I want to lay out some observations I made during the last couple of months.

Background

MPI implementations register the memory backing windows with the network device on systems that use high-performance networks in order to leverage RDMA capabilities (observed both on IB and Cray Aries with Open MPI). As part of this process, all pages in the registered memory range are pre-faulted (in the case of MPI_Win_allocate), which is done by the thread allocating the window (usually the master thread). Afterwards the pages are non-movable, non-swappable, and subsequently pinned to the NUMA domain on which the thread was running. It is my understanding that pages that are already allocated (e.g., for memory passed to MPI_Win_create) are not moved and remain on the NUMA domain on which they were allocated.

I am strongly assuming that other communication libraries such as GASPI do the same.

The Problem

This can become a problem for two reasons:

  1. Open MPI allocates shared memory on each node running more than one process to speed-up node-local communication (similar to our shared memory optimization). We found that the root-process on the node registers the complete shared memory range, which leads to NUMA effects on all processes not running on the same socket. There is an issue open to fix this so this problem will go away eventually but it is something to keep in mind for the time being (other MPI implementations might be affected as well).
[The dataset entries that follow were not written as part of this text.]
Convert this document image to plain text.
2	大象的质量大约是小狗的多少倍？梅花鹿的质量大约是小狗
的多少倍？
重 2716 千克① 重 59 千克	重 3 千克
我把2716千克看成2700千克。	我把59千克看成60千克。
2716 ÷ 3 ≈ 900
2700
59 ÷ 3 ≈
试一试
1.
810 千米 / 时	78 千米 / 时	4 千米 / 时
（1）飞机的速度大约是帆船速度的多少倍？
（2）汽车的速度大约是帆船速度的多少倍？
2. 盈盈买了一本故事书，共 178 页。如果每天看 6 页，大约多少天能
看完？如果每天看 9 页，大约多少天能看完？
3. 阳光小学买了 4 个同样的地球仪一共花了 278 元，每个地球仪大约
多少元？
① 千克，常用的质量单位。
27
  2. What is more interesting is a scenario in which we have one process per node that uses threads to exploit multi-core performance. Here, the master thread will allocate and register the window memory for the whole window (and thus the DASH container), essentially performing the first touch and thus nullifying any attempt to be NUMA-aware in the OpenMP part. This is a severe problem as most of our memory comes from MPI windows.

Possible Mitigation

We need to give DASH users a chance to properly initialize the memory of the container before that memory is registered with the network device. That means that we have to a) allocate memory ourselves, b) expose the memory to the user, and c) pass that memory into MPI_Win_create eventually (instead of using MPI_Win_allocate in the first place).
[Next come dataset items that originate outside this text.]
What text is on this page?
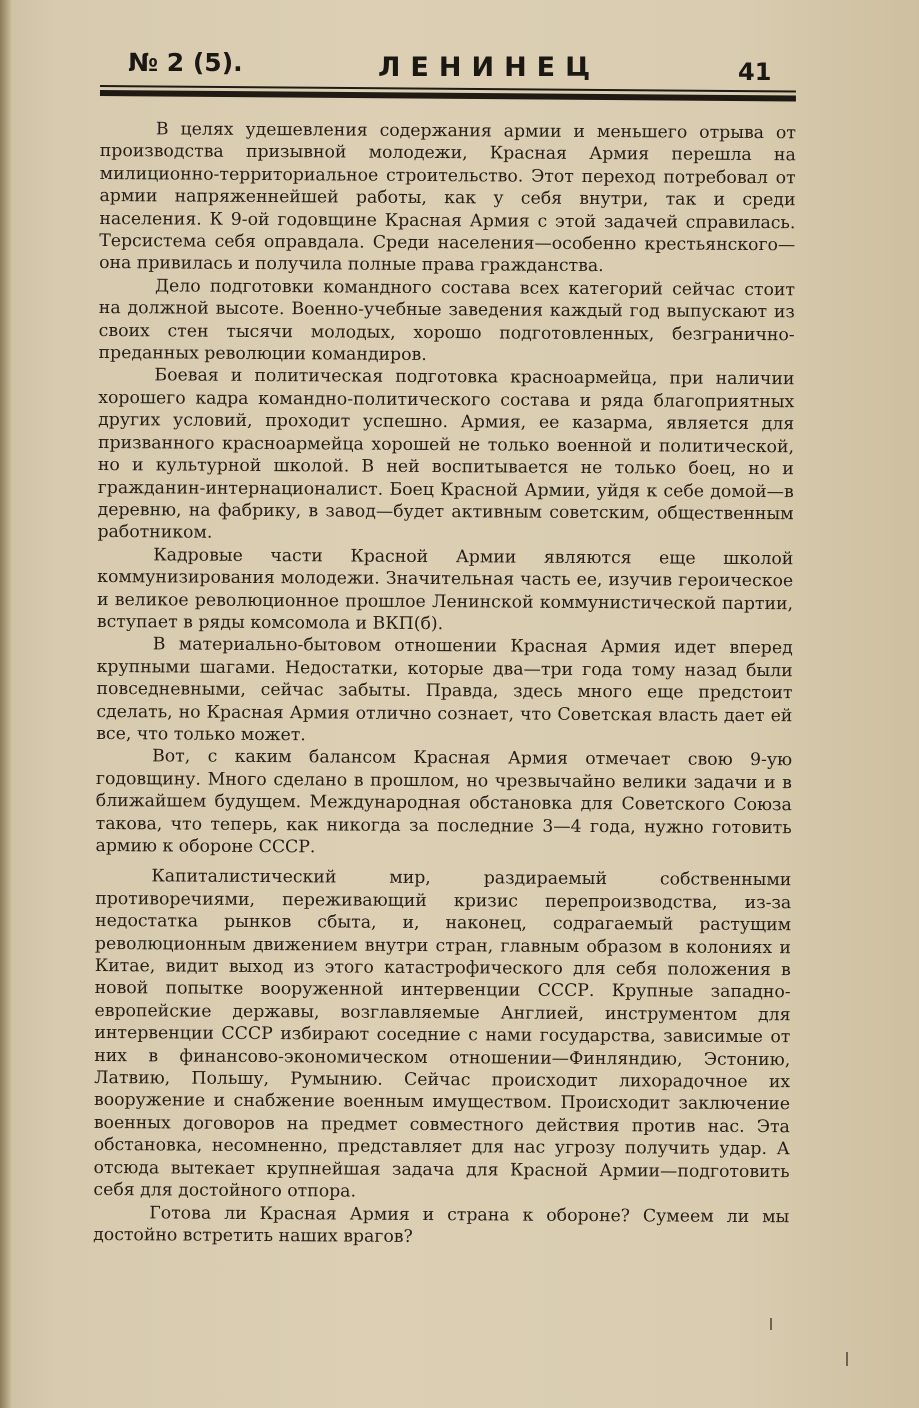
№ 2 (5).	ЛЕНИНЕЦ	41

В целях удешевления содержания армии и меньшего отрыва от производства призывной молодежи, Красная Армия перешла на милиционно-территориальное строительство. Этот переход потребовал от армии напряженнейшей работы, как у себя внутри, так и среди населения. К 9-ой годовщине Красная Армия с этой задачей справилась. Терсистема себя оправдала. Среди населения—особенно крестьянского—она привилась и получила полные права гражданства.

Дело подготовки командного состава всех категорий сейчас стоит на должной высоте. Военно-учебные заведения каждый год выпускают из своих стен тысячи молодых, хорошо подготовленных, безгранично-преданных революции командиров.

Боевая и политическая подготовка красноармейца, при наличии хорошего кадра командно-политического состава и ряда благоприятных других условий, проходит успешно. Армия, ее казарма, является для призванного красноармейца хорошей не только военной и политической, но и культурной школой. В ней воспитывается не только боец, но и гражданин-интернационалист. Боец Красной Армии, уйдя к себе домой—в деревню, на фабрику, в завод—будет активным советским, общественным работником.

Кадровые части Красной Армии являются еще школой коммунизирования молодежи. Значительная часть ее, изучив героическое и великое революционное прошлое Ленинской коммунистической партии, вступает в ряды комсомола и ВКП(б).

В материально-бытовом отношении Красная Армия идет вперед крупными шагами. Недостатки, которые два—три года тому назад были повседневными, сейчас забыты. Правда, здесь много еще предстоит сделать, но Красная Армия отлично сознает, что Советская власть дает ей все, что только может.

Вот, с каким балансом Красная Армия отмечает свою 9-ую годовщину. Много сделано в прошлом, но чрезвычайно велики задачи и в ближайшем будущем. Международная обстановка для Советского Союза такова, что теперь, как никогда за последние 3—4 года, нужно готовить армию к обороне СССР.

Капиталистический мир, раздираемый собственными противоречиями, переживающий кризис перепроизводства, из-за недостатка рынков сбыта, и, наконец, содрагаемый растущим революционным движением внутри стран, главным образом в колониях и Китае, видит выход из этого катастрофического для себя положения в новой попытке вооруженной интервенции СССР. Крупные западно-европейские державы, возглавляемые Англией, инструментом для интервенции СССР избирают соседние с нами государства, зависимые от них в финансово-экономическом отношении—Финляндию, Эстонию, Латвию, Польшу, Румынию. Сейчас происходит лихорадочное их вооружение и снабжение военным имуществом. Происходит заключение военных договоров на предмет совместного действия против нас. Эта обстановка, несомненно, представляет для нас угрозу получить удар. А отсюда вытекает крупнейшая задача для Красной Армии—подготовить себя для достойного отпора.

Готова ли Красная Армия и страна к обороне? Сумеем ли мы достойно встретить наших врагов?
DASH containers today support allocation on construction and delayed allocation (both of which directly allocate the window). We could add a third option to allow the construction of the container using local memory, after which only local access is allowed (throwing an exception on any attempt to access global memory). Thus the user would be able to use .local and .lbegin() on the container (or block/view/whathaveyou). Eventually, the local memory is committed into global memory (by creating the window) and global memory access is possible from that point on. Here is an example:

dash:Array<double> arr;
arr.allocate_local(LARGE_N); // uses malloc/MPI_Alloc_mem
#pragma omp parallel for
for (int i = 0; i < LARGE_N; ++i) {
  arr.local[i] = 0.0;
}
arr.commit();

Whether local allocation is exposed through a function or controlled by a template parameter controlling the behavior of allocate can be open for discussion, I just wanted to provide a rough sketch (the check whether the memory is committed is not for free and might be an argument for a template parameter to avoid the overhead on ''regular'' containers).

Any thoughts on this are welcome. I think this is something to discuss at the next F2F but I wanted to write it up here and be able to track this issue.